Price Realized: $ 3,250
?Final Price Realized includes Buyer’s Premium added to Hammer Price
Estimate: $ 600 - $ 900
(SLAVERY AND ABOLITION.) Legal case file involving 5 slaves sold between American Indians in Texas. 19 manuscript pages on 19 loose sheets, 12 1/4 x 7 3/4 inches; foxing, minor wear. Grayson County, TX, January to November 1848

Additional Details

Benjamin Love (1795-1849) was a Chickasaw from Mississippi who settled in Indian Territory (now Oklahoma) in 1841; he worked as a federal interpreter and owned several slaves.

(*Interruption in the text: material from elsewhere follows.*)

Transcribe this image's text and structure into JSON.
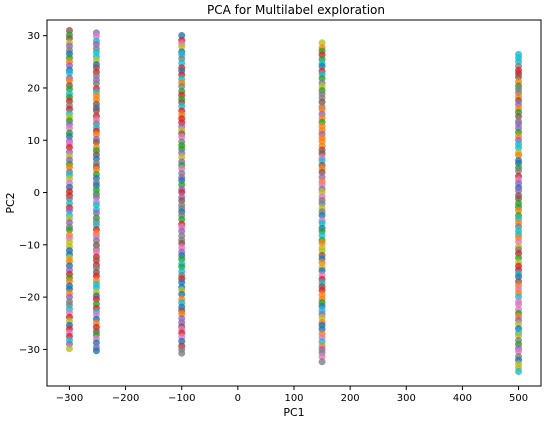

In this case, he was sued by the merchants Josiah S. Doak and Vincent B. Tims over the ownership of five people--Maria Maryann, Margaret, Catherine, Leonidas, and Caledonia--for whom he had allegedly failed to make payments. This packet includes contemporary transcripts of several documents. One of them describes the defendant Love as "a citizen of the Chickasaw district of the Choctaw Nation" and one plaintiff Tims as "a citizen of the town of Doaksville, Choctaw Nation." The other plaintiff, Doak, was a resident of nearby Red River County, TX. The sale took place in nearby Grayson County, TX just after the close of the Mexican War. In 1849, the year after this case, Love moved to Indian Territory (now Oklahoma), and was murdered soon afterward. While slavery in the United States was almost always a matter of black and white, cases like this remind us that the racial lines of the institution were not always so clearly drawn.